Re: Matthew Hines/Brennan Guigue
My September 19, 2016 letter

Dear Minister Goodale:

Again, I quote from the statement released by your office Wednesday evening, August 24, of last year regarding the May 27, 2015 death of inmate Matthew Hines at Dorchester Penitentiary.

“But let me be clear that there can be no tolerance for inappropriate use of force or other serious misconduct.”

You were commenting on the actions of men and women in your employ and acting under your authority. My September 19, 2016 letter went on to reference another questionable incident from July of 2014 at the Regional Reception Centre in Ste-Anne-des-Plaines north of Montreal.

What say you, Minister, I asked back in September.

Certainly, one would have expected you and your immediate subordinates to have issued directives to Correctional Service of Canada by now aimed at minimizing the likelihood of any repetition of “inappropriate use of force or other serious misconduct.”

My readers and I would welcome an update.

Yours truly,

Charles H. Klassen

cc Honourable Bill Morneau/Stephen Fineberg/Brennan Guigue/turnoverarocktoday.com

Cat got your tongue, sir?

……..ON THE MOVE!

Stephen Fineberg is a Montreal attorney working in prison law who Brennan Guigue has known for about twenty years.

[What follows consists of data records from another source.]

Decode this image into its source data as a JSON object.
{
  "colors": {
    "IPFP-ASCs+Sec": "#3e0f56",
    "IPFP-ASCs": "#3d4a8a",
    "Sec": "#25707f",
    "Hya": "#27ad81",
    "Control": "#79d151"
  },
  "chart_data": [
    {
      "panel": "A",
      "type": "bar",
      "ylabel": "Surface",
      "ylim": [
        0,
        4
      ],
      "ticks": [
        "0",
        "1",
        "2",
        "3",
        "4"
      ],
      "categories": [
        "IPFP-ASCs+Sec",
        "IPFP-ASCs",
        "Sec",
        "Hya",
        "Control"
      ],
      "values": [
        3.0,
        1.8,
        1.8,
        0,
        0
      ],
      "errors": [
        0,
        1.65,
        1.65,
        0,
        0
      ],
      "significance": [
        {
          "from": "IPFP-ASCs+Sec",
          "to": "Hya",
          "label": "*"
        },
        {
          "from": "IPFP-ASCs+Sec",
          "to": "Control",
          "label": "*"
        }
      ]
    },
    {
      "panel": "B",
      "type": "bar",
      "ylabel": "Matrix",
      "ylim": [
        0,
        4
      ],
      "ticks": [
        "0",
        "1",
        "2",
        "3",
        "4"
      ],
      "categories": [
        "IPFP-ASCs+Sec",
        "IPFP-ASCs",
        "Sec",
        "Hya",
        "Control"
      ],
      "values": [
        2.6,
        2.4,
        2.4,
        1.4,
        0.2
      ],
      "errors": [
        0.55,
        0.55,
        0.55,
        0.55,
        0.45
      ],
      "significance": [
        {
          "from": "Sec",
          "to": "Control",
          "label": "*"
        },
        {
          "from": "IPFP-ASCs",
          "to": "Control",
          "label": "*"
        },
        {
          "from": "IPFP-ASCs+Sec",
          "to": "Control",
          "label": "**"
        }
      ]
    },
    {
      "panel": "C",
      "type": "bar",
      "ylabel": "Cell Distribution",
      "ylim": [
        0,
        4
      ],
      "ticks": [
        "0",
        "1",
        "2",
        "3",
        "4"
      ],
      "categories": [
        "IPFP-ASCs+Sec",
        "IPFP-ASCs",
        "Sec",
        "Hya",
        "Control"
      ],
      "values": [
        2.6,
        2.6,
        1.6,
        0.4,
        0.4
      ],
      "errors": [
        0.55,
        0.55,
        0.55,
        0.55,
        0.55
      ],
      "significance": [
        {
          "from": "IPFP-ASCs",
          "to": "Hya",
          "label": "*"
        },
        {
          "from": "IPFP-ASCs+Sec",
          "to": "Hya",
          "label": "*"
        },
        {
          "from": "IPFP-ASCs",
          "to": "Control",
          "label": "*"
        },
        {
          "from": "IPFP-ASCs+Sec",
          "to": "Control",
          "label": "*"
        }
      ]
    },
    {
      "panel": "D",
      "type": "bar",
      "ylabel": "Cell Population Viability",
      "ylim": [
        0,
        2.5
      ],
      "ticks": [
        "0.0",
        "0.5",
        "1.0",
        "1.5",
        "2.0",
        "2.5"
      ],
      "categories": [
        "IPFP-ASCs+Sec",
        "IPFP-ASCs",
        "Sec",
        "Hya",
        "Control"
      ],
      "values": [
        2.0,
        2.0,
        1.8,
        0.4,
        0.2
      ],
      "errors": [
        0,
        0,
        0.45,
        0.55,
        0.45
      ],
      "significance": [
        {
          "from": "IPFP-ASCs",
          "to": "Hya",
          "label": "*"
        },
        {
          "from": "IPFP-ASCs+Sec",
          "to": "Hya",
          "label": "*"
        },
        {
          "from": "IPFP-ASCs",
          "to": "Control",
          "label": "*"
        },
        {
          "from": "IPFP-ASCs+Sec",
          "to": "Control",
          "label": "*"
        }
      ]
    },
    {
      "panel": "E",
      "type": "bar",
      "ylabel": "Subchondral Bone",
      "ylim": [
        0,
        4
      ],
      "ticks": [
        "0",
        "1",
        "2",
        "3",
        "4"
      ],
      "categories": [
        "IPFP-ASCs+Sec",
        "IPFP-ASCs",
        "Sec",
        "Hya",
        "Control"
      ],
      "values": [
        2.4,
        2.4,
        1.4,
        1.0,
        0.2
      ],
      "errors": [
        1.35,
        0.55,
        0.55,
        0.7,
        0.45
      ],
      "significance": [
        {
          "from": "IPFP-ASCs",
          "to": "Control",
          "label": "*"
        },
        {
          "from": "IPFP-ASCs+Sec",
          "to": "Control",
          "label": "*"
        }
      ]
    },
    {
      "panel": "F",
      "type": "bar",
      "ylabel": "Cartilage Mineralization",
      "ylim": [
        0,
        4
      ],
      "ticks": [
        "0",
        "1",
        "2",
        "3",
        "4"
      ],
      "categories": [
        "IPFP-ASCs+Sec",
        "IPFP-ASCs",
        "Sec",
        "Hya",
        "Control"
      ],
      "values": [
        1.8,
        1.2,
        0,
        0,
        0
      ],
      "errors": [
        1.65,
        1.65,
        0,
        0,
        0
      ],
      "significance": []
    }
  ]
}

There had been a contact lapse of many years before Brennan asked him for help in taking Correctional Service of Canada to task for the OC assault at the RCC in July of 2014. He’s been working almost since day one to assemble material and evidence of wrongdoing from CSC through Access to Information, and when there was apparent stonewalling by the agency in releasing complete relevant data, Mr. Fineberg turned to the Office of the Privacy Commissioner of Canada for assistance.

Attorney Fineberg wrote a five-page letter to Brennan dated September 27 of 2016 summarizing the chronology of the course of his work from early August of 2015 to the present. He itemized all the steps taken during the period, but concluded that the Office of the Privacy Commissioner’s investigation into CSC’s lack of full disclosure would require at least a year to finalize. Given that the three-year time limit for initiating an action would expire in July of 2017, he recommended we move forward now.

AS A RESULT, WE SPENT THE MORNING OF MONDAY, OCTOBER 24, IN MONTREAL with Stephen Fineberg in the office of Attorney Daniel Romano reviewing the on-hand material relating to the July 22, 2014 incident at the Regional Reception Centre in Ste-Anne-des-Plaines. Mr. Romano had not seen any of this previously, and his assessment both informed our decision and directed the process.

Daniel Romano’s bio is at http://www.kalmansamuels.com.

Based on what he saw, Mr. Romano laid out the steps along a course with which we readily agreed. Understanding a risk of failure is always part of the landscape, he nonetheless has a high level of confidence in a favourable outcome, rooted in his experience in this area. As is to be expected, time is needed to accomplish the incremental stages in this action against Correctional Service of Canada, and always anticipating additional potential delays and complications.

We are both encouraged and relieved to be on the move, to be stepping out onto the field. It just may take a while before we broadcast a play.